Эшелон с демобилизованными советскими солдатами отправляется из Берлина

Иван Котов. 9 мая 1945 ему было 23 года. “Раненые после 9 мая перестали поступать”

“С 1942 года я был врачом в хирургических отделениях разных госпиталей. За два месяца до победы меня отправили в клинику на усовершенствование (повышение квалификации. – Ред.). Дело было в Перми. 9 мая я как раз находился на дежурстве. Все почему-то ждали, что война закончится именно в этот день, ждали, что именно сегодня объявят по радио. Когда объявили, радость была неимоверная, все восторгались, обнимались, плакали. Трудно выразить эти чувства словами. Но мы никак в этот день не отмечали. Порадовались и вернулись к работе. А после дежурства я вышел на улицу и попал на праздничное шествие. По улицам ходили целые толпы. Раненые после 9 мая перестали поступать, и в июне госпиталь в Перми расформировали. А до 9 мая раненые потоком шли. Донорской крови не хватало. Вот помню, в 1945-м поступило в наш госпиталь пять литров крови, и главный врач распорядился вливать по 50 граммов в качестве стимуляции, и то самым тяжелым. А после 9 мая этот кошмар закончился”.

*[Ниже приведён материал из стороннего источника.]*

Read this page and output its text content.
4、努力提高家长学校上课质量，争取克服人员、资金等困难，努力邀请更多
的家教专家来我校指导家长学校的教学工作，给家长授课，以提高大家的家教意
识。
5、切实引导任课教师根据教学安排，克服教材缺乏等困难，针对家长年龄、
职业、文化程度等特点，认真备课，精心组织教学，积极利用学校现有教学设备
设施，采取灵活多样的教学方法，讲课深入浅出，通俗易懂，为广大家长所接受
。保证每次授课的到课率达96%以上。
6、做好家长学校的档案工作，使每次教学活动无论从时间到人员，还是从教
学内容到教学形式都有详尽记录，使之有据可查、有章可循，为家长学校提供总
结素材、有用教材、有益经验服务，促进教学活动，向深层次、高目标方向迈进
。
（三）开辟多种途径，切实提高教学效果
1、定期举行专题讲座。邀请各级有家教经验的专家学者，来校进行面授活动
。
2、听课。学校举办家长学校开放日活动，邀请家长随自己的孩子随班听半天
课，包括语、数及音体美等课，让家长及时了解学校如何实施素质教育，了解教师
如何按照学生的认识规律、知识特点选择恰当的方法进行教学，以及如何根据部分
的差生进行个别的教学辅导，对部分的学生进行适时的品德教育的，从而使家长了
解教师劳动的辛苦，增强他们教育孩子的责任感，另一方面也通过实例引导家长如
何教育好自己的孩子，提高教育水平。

Архив Перми. 9 мая 1945 года. Митинг на заводе по случаю окончания войны

А вот какой Победу увидели в Новосибирске:

“Утро 9 мая 1945 года, Новосибирск. Весенний освежающий дождь смывает с города пыль, и вот уже он сияет чистотой в лучах солнца на безоблачном небе, дыша молодой зеленью…

Те, кто включили радиоприёмники в шесть часов утра, первыми услышали это слово. Слово, которое ждали четыре долгих года. Четыре года страха и надежды, упорного труда и веры, лютой ненависти и святой любви. Слово «Победа». Акт о безоговорочной капитуляции Германии подписан 9 мая в 0:43 по московскому времени в пригороде Берлина. Войне конец!

Минута-другая на осознание услышанного, и всё — этого уже не остановить. От захлёстывающих эмоций люди выбегают из квартир, стучат в двери к соседям, а дальше — на улицу, на улицу! Радость какая! И этой радостью — непременно поделиться со всеми и с каждым. Незнакомые обнимаются, будто родные, целуются, плачут, но то — слёзы счастья. А уже в восемь утра радио зовёт: «Все на митинг!» Сотни, тысячи горожан, да что там, — буквально весь Новосибирск, — непрерывным потоком стекается на бывшую площадь Эйхе, а ныне площадь Свердлова перед Облисполкомом. Повсюду бумажные флажки, портреты Сталина. С заводов и фабрик едут машины, нагруженные ликующим народом, прибывает народ с левобережья, — со знамёнами и оркестром. Со стороны военного городка раздаются хлопки, — это в небо взмывают праздничные ракеты. А на площади бушует людское море, бурлит взволнованная толпа! Люди, люди — повсюду: в окнах дома «под часами», в окнах больницы, на крышах, и даже сидят на деревьях. Где-то заводят патефон, тут песню запевают. Тех, что в медалях да при погонах, качают и подбрасываю в воздух по многу раз. Но вот гул стихает: на балкон Облисполкома выходит секретарь обкома ВКПб Михаил Кулагин.

«Долгожданное свершилось! Германия разбита!», — говорит он и останавливается. Мощное, могучее «Ура!!!» гремит над площадью, раскатывается по улицам.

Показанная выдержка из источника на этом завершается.